(Karibik. An Deck der Jacht "Felix Austria", auf dem mit Kreide ein vier mal drei Meter großes Rechteck eingezeichnet ist, die Kinder Grasser, Meinl fünf und Flöttl junior (männlich) sowie Bandion-Ortner (weiblich). Die Knaben laufen und springen übermütig innerhalb des Rechtecks herum und werfen dabei Bündel Euro- und Dollarscheine in die Luft oder über Bord. Bandion-Ortner sitzt auf dem Dach des Deckshauses und beobachtet sie aufmerksam. Aus dem Unterschiff hin und wieder Klopfzeichen. Vierzig Sekunden.)

BANDION-ORTNER: Staatsanwalt!

(Die Knaben erstarren, setzen oder legen sich so rasch wie möglich hin, pfeifen, bohren in Nasen oder Ohren oder tun, als ob sie schliefen. Zwanzig Sekunden.)

BANDION-ORTNER: Weisung erteilt!

(Die Knaben entspannen sich, stehen auf und spielen wie oben. Eine Minute.)

BANDION-ORTNER: Untersuchungsrichter!

(Die Knaben erstarren, werfen sich zu Boden und verhalten sich unauffällig wie oben. Zwanzig Sekunden.)

BANDION-ORTNER: Wegen Befangenheit abgelehnt!

(Die Knaben entspannen sich, stehen auf und spielen wie oben. Zehn Sekunden, dann:)

GRASSER: Übertreten! Der Meinl fünf hat übertreten!

MEINL FÜNF: Gar nicht!

GRASSER: Wohl!

MEINL FÜNF: Ich habe die Linie gar nicht berührt!

BANDION-ORTNER (streng): Keine Beeinflussung!
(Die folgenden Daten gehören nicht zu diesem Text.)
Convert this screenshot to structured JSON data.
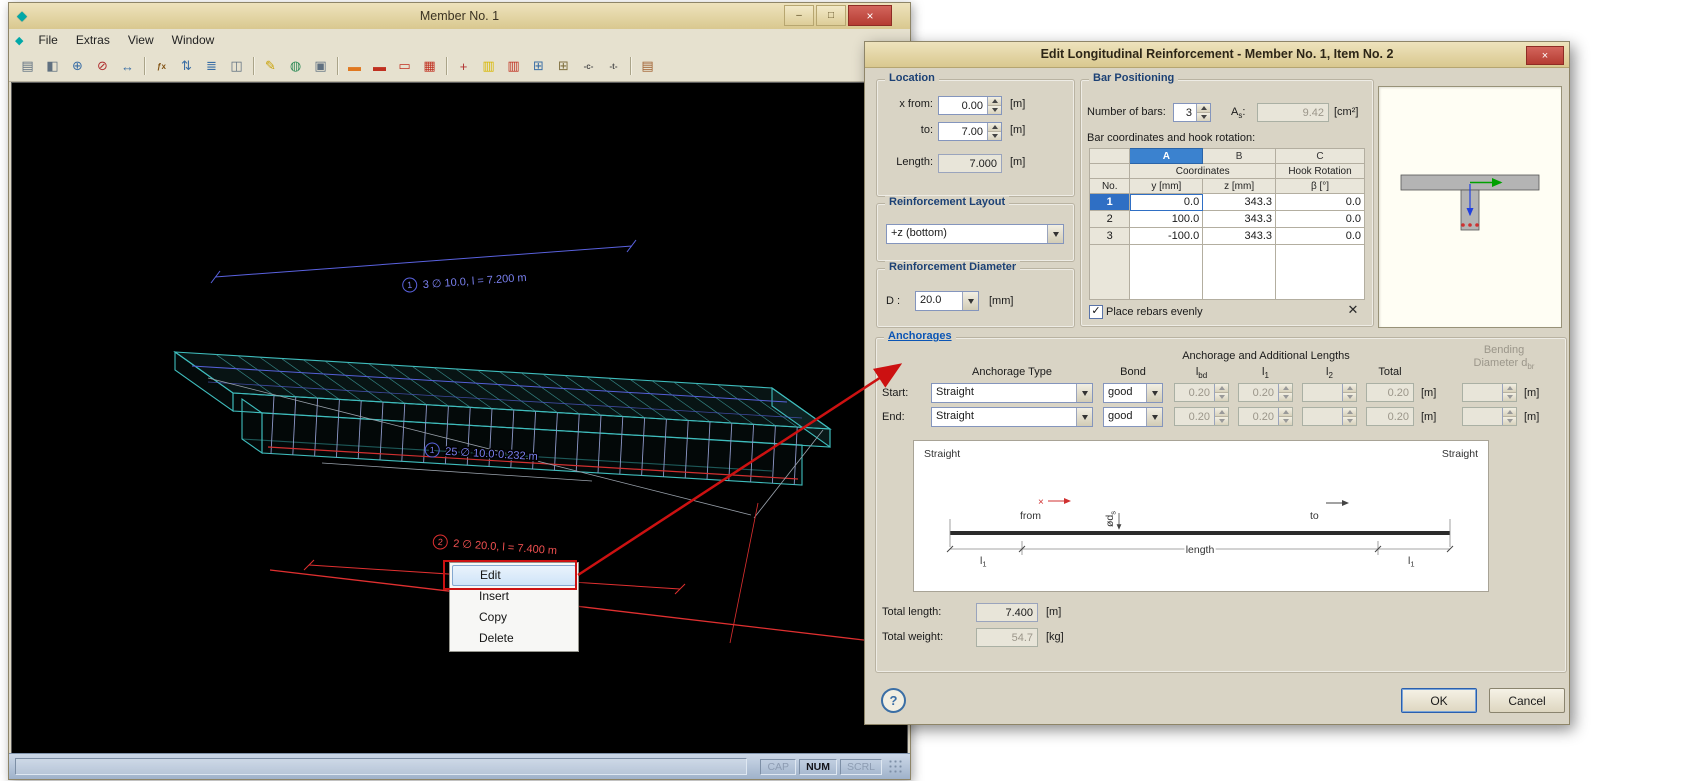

Ich entscheide! Meinl fünf, übertreten! Herkommen, Fußfessel!

(Meinl fünf schleudert wütend ein Geldbündel ins Meer und geht zu ihr. Ein Band aus Swarovski-Steinen wird um sein Fußgelenk gebunden.)

FLÖTTL JUNIOR (höhnisch): Schaut super aus! Sicher urteuer. (Er springt noch übermütiger herum und versucht, mit Geldbündeln zu jonglieren. Die Bündel fallen ins Meer.)

BANDION-ORTNER (zu Meinl fünf): Du weißt, noch einmal übertreten, und du sitzt beim Elsner. (Die Klopfzeichen lauter.) Ruhe! (Wieder zu Meinl fünf:) Klar?

MEINL FÜNF: Klar.

(Er geht zurück zu den anderen. Sie spielen weiter. Vierzig Sekunden. Die Kajütentür knarrt.)

BANDION-ORTNER (erschrickt. Wild gestikulierend): Papa! Papa!

(Alle bleiben stehen und lassen die Geldbündel in ihrer Kleidung verschwinden. Die Tür wird geöffnet. Ein alter Herr erscheint.)

DIE KINDER (heiter): Hallo, Papa!

PAPA: Grüß euch, Kinder. Spielt ihr schön?

DIE KINDER: Jaa!

PAPA: Fein. Aber, sagt einmal... Wisst ihr vielleicht... Mir kommt vor, es fehlt Geld... Habt ihr eine Ahnung, wo es sein könnte?

BANDION-ORTNER (mit Rehaugen): Na, das hat doch der Elsner genommen! Deswegen haben wir ihn ja eingesperrt, weißt du nicht mehr? (Die Klopfzeichen lauter.) Kusch!

PAPA: Schon schon, ja... Aber mir kommt vor, es fehlt mehr.

(Die Kinder schweigen betreten. Zwölf Sekunden, dann:)

BANDION-ORTNER (in Tränen ausbrechend): Der Flöttl junior war's! Der Flöttl junior hat es verspekuliert!

MEINL FÜNF (zeigt auf Flöttl junior): Ja, genau, er war's!

PAPA (zu Flöttl junior): Stimmt das?

(Flöttl junior blickt hilfesuchend zu Grasser. Grasser bedeutet ihm zuzustimmen.)

FLÖTTL JUNIOR (nickt betreten)

PAPA (seufzt): Verspekuliert, soso... Schade drum... Aber, naja... Das ist höhere Gewalt, da kann man nichts machen... Also dann... Auf Wiedersehen, Kinder!

(Er verschwindet in der Kajüte. Die Kinder spielen weiter. Vorhang.)